Shrimp and zucchini mousse
- 1 zucchini
- 1 shallot
- 1 garlic clove
- 1/2 a leek - only the white part
- 1/2 an onion
- 2 TBS water
- 2 TBS mascarpone
- 125 g of small grey peeled shrimps
- Salt and pepper from the mill
- 1 TBS chopped chives
- 1 small jar of lump roe
- 1 dash of olive oil
- 1 TBS lemon juice
- 1 pinch of Espelette chilli
- Step 1 On low heat, fry the shallot and the onion in a pan with the olive oil until they become clear and not golden. Chop the zucchini into tiny pieces and add them, as well as the white leek thinly sliced, the garlic, a little water, cover and let it simmer for 10 minutes . Add salt and pepper and stir regularly so it doesn’t burn. Add a little water if necessary. When this is done, mix until it turns into a sort of homogenous foam and store in the refrigerator until you are ready to do the final preparation right before serving.
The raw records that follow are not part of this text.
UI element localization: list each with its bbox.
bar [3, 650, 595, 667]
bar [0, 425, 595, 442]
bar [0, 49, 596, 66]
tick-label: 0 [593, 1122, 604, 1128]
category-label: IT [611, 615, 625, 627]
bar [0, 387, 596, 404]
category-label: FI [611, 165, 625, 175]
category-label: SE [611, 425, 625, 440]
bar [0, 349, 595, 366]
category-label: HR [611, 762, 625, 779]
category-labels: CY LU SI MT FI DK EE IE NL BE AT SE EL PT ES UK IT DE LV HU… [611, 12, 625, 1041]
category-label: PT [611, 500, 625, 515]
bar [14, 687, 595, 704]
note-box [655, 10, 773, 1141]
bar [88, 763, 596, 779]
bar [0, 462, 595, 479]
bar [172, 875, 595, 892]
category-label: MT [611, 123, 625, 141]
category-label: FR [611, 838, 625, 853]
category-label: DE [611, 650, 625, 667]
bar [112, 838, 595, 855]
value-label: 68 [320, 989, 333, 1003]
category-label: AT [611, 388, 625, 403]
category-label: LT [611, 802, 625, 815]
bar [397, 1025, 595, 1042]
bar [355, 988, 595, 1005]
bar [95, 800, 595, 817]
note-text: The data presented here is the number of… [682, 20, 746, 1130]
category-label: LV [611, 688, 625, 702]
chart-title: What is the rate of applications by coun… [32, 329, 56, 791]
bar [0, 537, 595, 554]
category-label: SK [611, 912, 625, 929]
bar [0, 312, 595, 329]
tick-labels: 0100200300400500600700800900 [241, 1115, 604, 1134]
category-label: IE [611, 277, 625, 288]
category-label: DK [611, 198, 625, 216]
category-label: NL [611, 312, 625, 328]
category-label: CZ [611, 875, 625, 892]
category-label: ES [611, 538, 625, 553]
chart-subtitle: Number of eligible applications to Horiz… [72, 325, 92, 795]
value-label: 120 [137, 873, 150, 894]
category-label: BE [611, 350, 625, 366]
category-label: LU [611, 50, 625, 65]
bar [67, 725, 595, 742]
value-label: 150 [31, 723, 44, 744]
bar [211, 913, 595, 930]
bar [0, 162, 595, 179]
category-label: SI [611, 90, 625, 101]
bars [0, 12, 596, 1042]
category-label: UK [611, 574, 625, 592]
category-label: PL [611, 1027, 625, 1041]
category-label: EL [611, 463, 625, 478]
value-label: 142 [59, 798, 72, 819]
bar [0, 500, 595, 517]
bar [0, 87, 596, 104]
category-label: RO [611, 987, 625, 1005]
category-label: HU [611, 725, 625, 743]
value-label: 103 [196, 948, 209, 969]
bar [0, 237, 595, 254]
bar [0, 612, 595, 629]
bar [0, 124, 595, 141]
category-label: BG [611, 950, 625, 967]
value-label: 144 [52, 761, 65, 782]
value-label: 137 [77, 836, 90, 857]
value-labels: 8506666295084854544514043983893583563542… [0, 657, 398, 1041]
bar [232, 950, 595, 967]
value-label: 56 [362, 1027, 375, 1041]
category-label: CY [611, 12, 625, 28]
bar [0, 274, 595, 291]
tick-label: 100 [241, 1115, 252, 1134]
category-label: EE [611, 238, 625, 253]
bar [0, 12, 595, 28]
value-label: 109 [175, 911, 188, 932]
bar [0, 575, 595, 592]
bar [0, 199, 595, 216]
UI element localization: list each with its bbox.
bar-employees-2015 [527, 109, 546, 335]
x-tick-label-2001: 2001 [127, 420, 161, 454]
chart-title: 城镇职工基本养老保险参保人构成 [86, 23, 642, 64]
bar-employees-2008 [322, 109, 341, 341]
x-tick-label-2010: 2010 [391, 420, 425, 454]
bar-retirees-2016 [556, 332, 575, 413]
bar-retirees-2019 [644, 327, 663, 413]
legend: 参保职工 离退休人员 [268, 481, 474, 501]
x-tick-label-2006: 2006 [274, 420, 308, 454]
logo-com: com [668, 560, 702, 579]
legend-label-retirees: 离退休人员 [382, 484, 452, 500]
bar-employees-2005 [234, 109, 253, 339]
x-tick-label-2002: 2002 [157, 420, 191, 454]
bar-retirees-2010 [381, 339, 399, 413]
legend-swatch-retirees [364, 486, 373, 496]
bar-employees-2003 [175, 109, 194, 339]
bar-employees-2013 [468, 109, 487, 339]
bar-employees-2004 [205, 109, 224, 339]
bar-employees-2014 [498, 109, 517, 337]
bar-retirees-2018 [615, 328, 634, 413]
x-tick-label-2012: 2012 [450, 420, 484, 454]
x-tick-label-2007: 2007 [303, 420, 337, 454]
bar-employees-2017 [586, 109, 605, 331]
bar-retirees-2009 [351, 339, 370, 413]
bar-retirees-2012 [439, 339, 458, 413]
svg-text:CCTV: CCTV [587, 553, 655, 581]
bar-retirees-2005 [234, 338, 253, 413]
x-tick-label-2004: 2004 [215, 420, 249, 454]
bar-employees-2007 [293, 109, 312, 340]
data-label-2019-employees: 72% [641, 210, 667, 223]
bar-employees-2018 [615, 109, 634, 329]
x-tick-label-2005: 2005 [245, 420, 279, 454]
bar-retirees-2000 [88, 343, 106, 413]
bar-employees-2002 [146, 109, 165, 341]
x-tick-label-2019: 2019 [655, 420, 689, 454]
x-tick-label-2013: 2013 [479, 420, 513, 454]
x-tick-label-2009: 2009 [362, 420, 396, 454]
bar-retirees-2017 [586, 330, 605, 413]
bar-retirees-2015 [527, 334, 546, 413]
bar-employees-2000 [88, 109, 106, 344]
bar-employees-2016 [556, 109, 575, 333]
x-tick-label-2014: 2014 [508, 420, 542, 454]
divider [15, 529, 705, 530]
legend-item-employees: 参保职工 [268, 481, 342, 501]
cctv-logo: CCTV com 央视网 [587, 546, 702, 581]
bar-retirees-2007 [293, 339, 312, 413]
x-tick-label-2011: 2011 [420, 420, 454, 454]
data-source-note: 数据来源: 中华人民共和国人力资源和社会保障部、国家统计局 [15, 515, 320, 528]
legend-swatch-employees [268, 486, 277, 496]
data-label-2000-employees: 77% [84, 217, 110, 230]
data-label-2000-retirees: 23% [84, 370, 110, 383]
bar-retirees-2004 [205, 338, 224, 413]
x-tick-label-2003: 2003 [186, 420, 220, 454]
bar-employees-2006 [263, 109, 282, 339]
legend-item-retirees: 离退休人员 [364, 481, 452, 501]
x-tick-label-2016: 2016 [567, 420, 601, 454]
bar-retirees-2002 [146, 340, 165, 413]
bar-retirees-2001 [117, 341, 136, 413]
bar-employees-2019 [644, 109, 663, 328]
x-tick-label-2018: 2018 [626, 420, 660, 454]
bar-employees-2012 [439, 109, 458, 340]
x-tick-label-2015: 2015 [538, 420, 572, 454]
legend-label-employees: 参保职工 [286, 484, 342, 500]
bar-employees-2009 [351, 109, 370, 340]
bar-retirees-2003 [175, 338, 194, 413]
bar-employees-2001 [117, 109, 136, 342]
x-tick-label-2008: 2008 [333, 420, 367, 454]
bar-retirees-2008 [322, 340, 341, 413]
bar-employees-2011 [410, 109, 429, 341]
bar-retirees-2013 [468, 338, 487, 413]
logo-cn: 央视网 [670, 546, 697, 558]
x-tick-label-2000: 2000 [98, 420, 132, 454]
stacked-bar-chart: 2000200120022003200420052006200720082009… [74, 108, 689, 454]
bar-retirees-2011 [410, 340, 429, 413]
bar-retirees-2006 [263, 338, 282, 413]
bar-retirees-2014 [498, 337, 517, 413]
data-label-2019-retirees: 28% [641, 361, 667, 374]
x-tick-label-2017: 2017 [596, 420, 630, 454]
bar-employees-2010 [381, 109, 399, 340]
- Step 2 Before serving, mix the chopped chives to the mascarpone and mix into the zucchini preparation. Check the seasoning and delicately put the mixture at the bottom of a nice glass (verrine). In a separate bowl, add the pinch of Espelette chili, pepper from the mill and a few drops of lemon juice if you wish. No need to add salt. Mix and spread the shrimps on top of the zucchini mousse. On top of the little mount of shrimps, delicately insert a tiny spoon of mascarpone on which you will place a tsp of the roe lump topped by little chive stems. Serve immediately.